Where's Perry Mason when we really need him? For those of you 35 or younger, "Perry Mason" was a 1960s black-and-white TV show about a slick lawyer who NEVER lost a case. When the trial arrived at that critical juncture all TV trials get to--will the real perp, caged in the witness box, be buffaloed and/or tricked into singing like a canary, or will he/she stay cool and live to perp another day?--Perry Mason would jackhammer the questions, voice rising and hand pounding the railing until the witness would blurt out, "YES! I DID IT! I DID IT!" And Perry would turn off the venom, pucker his lips together a bit and give a sage nod to the jury and go back to his seat, passing the utterly clueless nitwit of a DA whose record against the Perrymeister was worse than the Washington Generals against the Harlem Globetrotters.
What we had then, courtroom-drama fans, was clarity. Clean, precise, unequivocal clarity, razor-sharp and comfortable and bankable. There were no appeals. Perry always--always--not only got his client's name cleared completely but also obtained rock-solid confessions from the actual bad guy. Everyone left the courtroom knowing that whether they liked the verdict or not, it was dead-center perfectly clear.
And clarity yields--dare I say it?--closure. You know, closure--that nirvana-esque end state for which so many of us strive these days because our dysfunctional lives are wracked by so much dysfunction in our personalities and our families and our jobs and our schools and our friends. In fact, I have begun to wonder if, since it seems that more than 93% of all people are dysfunctional, isn't it actually we dysfuncts who are NORMAL since 93% of us are this way and only 7% are the other way? Perry Mason, I'm sure, would make the judge rule that the labels be switched.
But where was I ... oh yes, clarity and closure. Instead, what we have today is litigatory muddle and mushiness, pushy-shovy, and foggy indecisiveness.
"Sighing several times in exasperation, Fiorina said [opposing lawyer] Neal was drawing the wrong conclusions because the charts were taken out of context, as if someone looked at selected snapshots instead of 'the whole thing,'" said the AP story. And how about this exchange: "Fiorina responded, 'Sir, you are accusing the CEO of a publicly traded company of lying.' 'I'm only asking you questions right now,' Neal replied." My guess? It would've taken Perry about 3-1/2 minutes to have that Neal fellow crying into his habeas corpus.
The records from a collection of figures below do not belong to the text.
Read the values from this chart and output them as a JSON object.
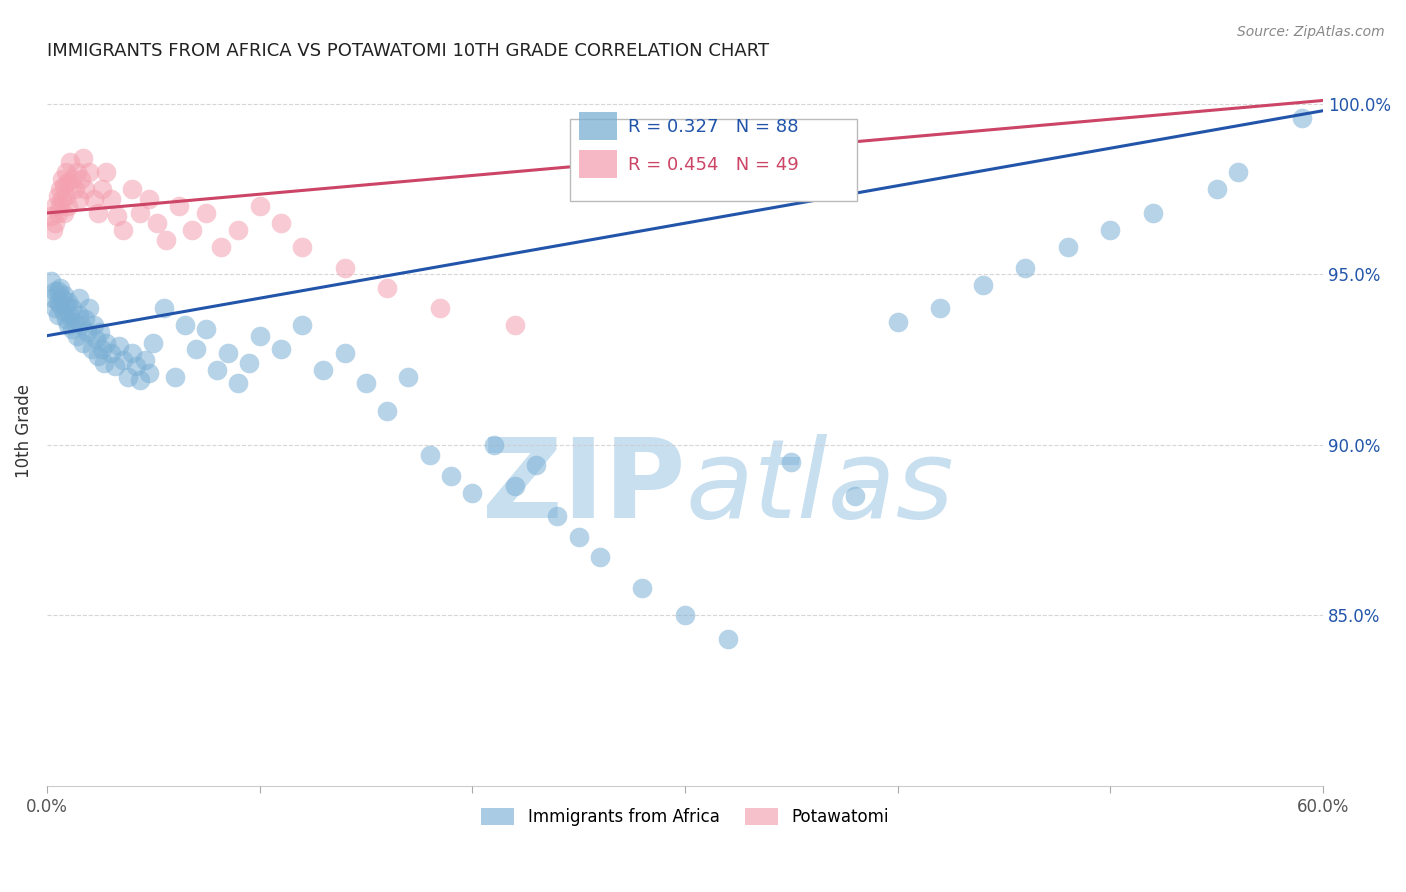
{
  "title": "IMMIGRANTS FROM AFRICA VS POTAWATOMI 10TH GRADE CORRELATION CHART",
  "source": "Source: ZipAtlas.com",
  "ylabel": "10th Grade",
  "legend_label1": "Immigrants from Africa",
  "legend_label2": "Potawatomi",
  "R1": 0.327,
  "N1": 88,
  "R2": 0.454,
  "N2": 49,
  "xlim": [
    0.0,
    0.6
  ],
  "ylim": [
    0.8,
    1.008
  ],
  "xticks": [
    0.0,
    0.1,
    0.2,
    0.3,
    0.4,
    0.5,
    0.6
  ],
  "xticklabels": [
    "0.0%",
    "",
    "",
    "",
    "",
    "",
    "60.0%"
  ],
  "yticks": [
    0.85,
    0.9,
    0.95,
    1.0
  ],
  "yticklabels": [
    "85.0%",
    "90.0%",
    "95.0%",
    "100.0%"
  ],
  "color_blue": "#7BAFD4",
  "color_pink": "#F4A0B0",
  "color_line_blue": "#2255AA",
  "color_line_pink": "#CC4466",
  "watermark_zip": "ZIP",
  "watermark_atlas": "atlas",
  "watermark_color": "#C8DFF0",
  "blue_line_x0": 0.0,
  "blue_line_y0": 0.932,
  "blue_line_x1": 0.6,
  "blue_line_y1": 0.998,
  "pink_line_x0": 0.0,
  "pink_line_y0": 0.968,
  "pink_line_x1": 0.6,
  "pink_line_y1": 1.001,
  "blue_scatter_x": [
    0.002,
    0.003,
    0.004,
    0.004,
    0.005,
    0.005,
    0.005,
    0.006,
    0.006,
    0.007,
    0.008,
    0.008,
    0.009,
    0.009,
    0.01,
    0.01,
    0.011,
    0.012,
    0.012,
    0.013,
    0.014,
    0.015,
    0.015,
    0.016,
    0.017,
    0.018,
    0.019,
    0.02,
    0.021,
    0.022,
    0.023,
    0.024,
    0.025,
    0.026,
    0.027,
    0.028,
    0.03,
    0.032,
    0.034,
    0.036,
    0.038,
    0.04,
    0.042,
    0.044,
    0.046,
    0.048,
    0.05,
    0.055,
    0.06,
    0.065,
    0.07,
    0.075,
    0.08,
    0.085,
    0.09,
    0.095,
    0.1,
    0.11,
    0.12,
    0.13,
    0.14,
    0.15,
    0.16,
    0.17,
    0.18,
    0.19,
    0.2,
    0.21,
    0.22,
    0.23,
    0.24,
    0.25,
    0.26,
    0.28,
    0.3,
    0.32,
    0.35,
    0.38,
    0.4,
    0.42,
    0.44,
    0.46,
    0.48,
    0.5,
    0.52,
    0.55,
    0.56,
    0.59
  ],
  "blue_scatter_y": [
    0.948,
    0.943,
    0.945,
    0.94,
    0.942,
    0.945,
    0.938,
    0.946,
    0.941,
    0.943,
    0.939,
    0.944,
    0.937,
    0.941,
    0.935,
    0.942,
    0.938,
    0.934,
    0.94,
    0.936,
    0.932,
    0.938,
    0.943,
    0.935,
    0.93,
    0.937,
    0.933,
    0.94,
    0.928,
    0.935,
    0.931,
    0.926,
    0.933,
    0.928,
    0.924,
    0.93,
    0.927,
    0.923,
    0.929,
    0.925,
    0.92,
    0.927,
    0.923,
    0.919,
    0.925,
    0.921,
    0.93,
    0.94,
    0.92,
    0.935,
    0.928,
    0.934,
    0.922,
    0.927,
    0.918,
    0.924,
    0.932,
    0.928,
    0.935,
    0.922,
    0.927,
    0.918,
    0.91,
    0.92,
    0.897,
    0.891,
    0.886,
    0.9,
    0.888,
    0.894,
    0.879,
    0.873,
    0.867,
    0.858,
    0.85,
    0.843,
    0.895,
    0.885,
    0.936,
    0.94,
    0.947,
    0.952,
    0.958,
    0.963,
    0.968,
    0.975,
    0.98,
    0.996
  ],
  "pink_scatter_x": [
    0.002,
    0.003,
    0.004,
    0.004,
    0.005,
    0.005,
    0.006,
    0.006,
    0.007,
    0.007,
    0.008,
    0.008,
    0.009,
    0.009,
    0.01,
    0.01,
    0.011,
    0.012,
    0.013,
    0.014,
    0.015,
    0.016,
    0.017,
    0.018,
    0.02,
    0.022,
    0.024,
    0.026,
    0.028,
    0.03,
    0.033,
    0.036,
    0.04,
    0.044,
    0.048,
    0.052,
    0.056,
    0.062,
    0.068,
    0.075,
    0.082,
    0.09,
    0.1,
    0.11,
    0.12,
    0.14,
    0.16,
    0.185,
    0.22
  ],
  "pink_scatter_y": [
    0.967,
    0.963,
    0.97,
    0.965,
    0.973,
    0.968,
    0.975,
    0.97,
    0.978,
    0.972,
    0.976,
    0.968,
    0.98,
    0.973,
    0.977,
    0.97,
    0.983,
    0.978,
    0.975,
    0.98,
    0.972,
    0.978,
    0.984,
    0.975,
    0.98,
    0.972,
    0.968,
    0.975,
    0.98,
    0.972,
    0.967,
    0.963,
    0.975,
    0.968,
    0.972,
    0.965,
    0.96,
    0.97,
    0.963,
    0.968,
    0.958,
    0.963,
    0.97,
    0.965,
    0.958,
    0.952,
    0.946,
    0.94,
    0.935
  ]
}
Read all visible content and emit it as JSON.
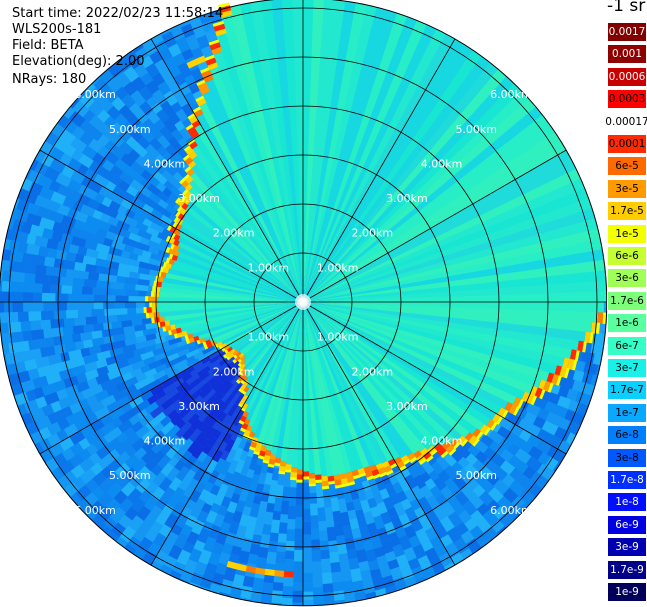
{
  "header": {
    "start_time": "Start time: 2022/02/23 11:58:14",
    "device": "WLS200s-181",
    "field": "Field: BETA",
    "elevation": "Elevation(deg): 2.00",
    "nrays": "NRays: 180"
  },
  "colorbar": {
    "unit": "-1 sr",
    "labels": [
      "0.0017",
      "0.001",
      "0.0006",
      "0.0003",
      "0.00017",
      "0.0001",
      "6e-5",
      "3e-5",
      "1.7e-5",
      "1e-5",
      "6e-6",
      "3e-6",
      "1.7e-6",
      "1e-6",
      "6e-7",
      "3e-7",
      "1.7e-7",
      "1e-7",
      "6e-8",
      "3e-8",
      "1.7e-8",
      "1e-8",
      "6e-9",
      "3e-9",
      "1.7e-9",
      "1e-9"
    ],
    "colors": [
      "#800000",
      "#8f0000",
      "#c80000",
      "#ff0000",
      "#ffffff",
      "#ff2a00",
      "#ff6a00",
      "#ff9b00",
      "#ffcd00",
      "#f4ff00",
      "#c6ff31",
      "#a0ff57",
      "#7dff7a",
      "#5affa0",
      "#35ffc6",
      "#19f0e8",
      "#0bd0ff",
      "#0aa8ff",
      "#0080ff",
      "#0058ff",
      "#0030ff",
      "#0010ff",
      "#0000e0",
      "#0000b0",
      "#000088",
      "#00005a"
    ]
  },
  "chart_data": {
    "type": "heatmap",
    "projection": "polar (PPI)",
    "rings_km": [
      1,
      2,
      3,
      4,
      5,
      6
    ],
    "ring_labels": [
      "1.00km",
      "2.00km",
      "3.00km",
      "4.00km",
      "5.00km",
      "6.00km"
    ],
    "max_range_km": 6.2,
    "spoke_step_deg": 30,
    "field": "BETA",
    "nrays": 180,
    "elevation_deg": 2.0,
    "palette": {
      "inner_clear": "#19e6d2",
      "outer_clear": "#1aa0f5",
      "deep_outer": "#0a6fe6",
      "dark_patch": "#1030d8",
      "cloud_edge": "#ff7a00",
      "cloud_hot": "#ff2a00",
      "cloud_yellow": "#ffd200"
    }
  }
}
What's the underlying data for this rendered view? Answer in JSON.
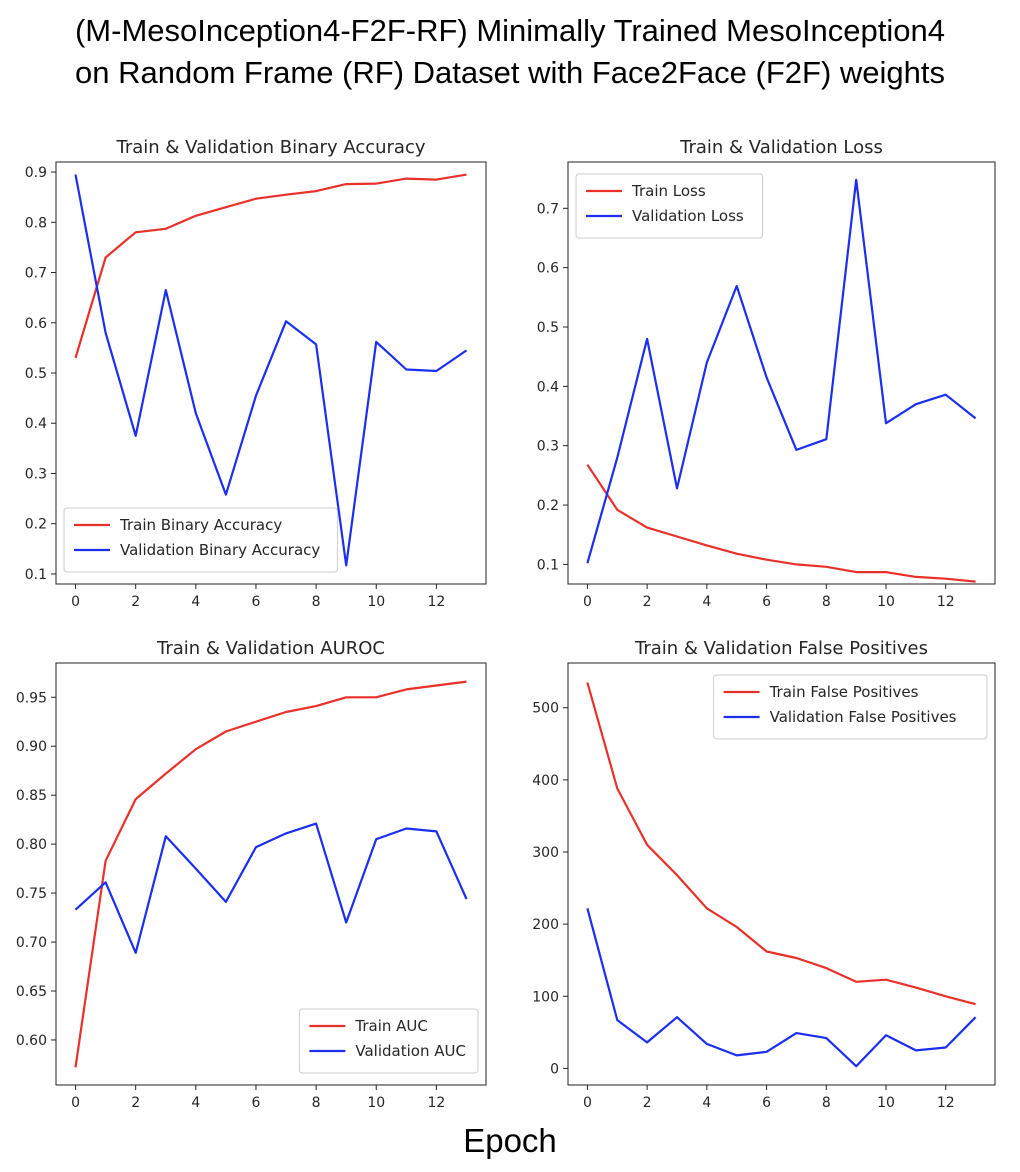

And a little ways south of that nonsense---Fiorina, by the way, will come out of this wasted exercise looking like a brilliant visionary and leader, and she will rightly deserve that acclaim for what she's been through and will have achieved--Bill Gates parried and thrust with a lawyer for nine states that want to bend, fold, spindle, and mutilate Microsoft. (By the way, Perry NEVER parried or parlayed--he cleaved, he hacked, he rent things asunder.) "Gates battled with lawyer Steven Kuney about matters large and small, raising his voice and occasionally showing frustration. ... Gates has portrayed the state penalties as Draconian and warned he might be forced to pull Microsoft's flagship Windows software from the market if they are enacted," said another AP story. 'Microsoft (R&D) would at best go into a 10-year period of hibernation,' Gates said. Gates continually sparred with Kuney, frequently turning single questions into 30-minute discussions." ("Gates Ends Testimony In Microsoft Antitrust Trial," (April 24, informationweek.com/885/gates.htm).
Thirty minutes on a single question? Man, in half an hour, Perry would've had Gates outta there and on his way back to being a chief software architect, and he would surely also have had those nine states, plus Sore Loser of the Century Walter Hewlett, wishing they'd just left well enough alone. Ah, clarity and closure. Perry, where are you??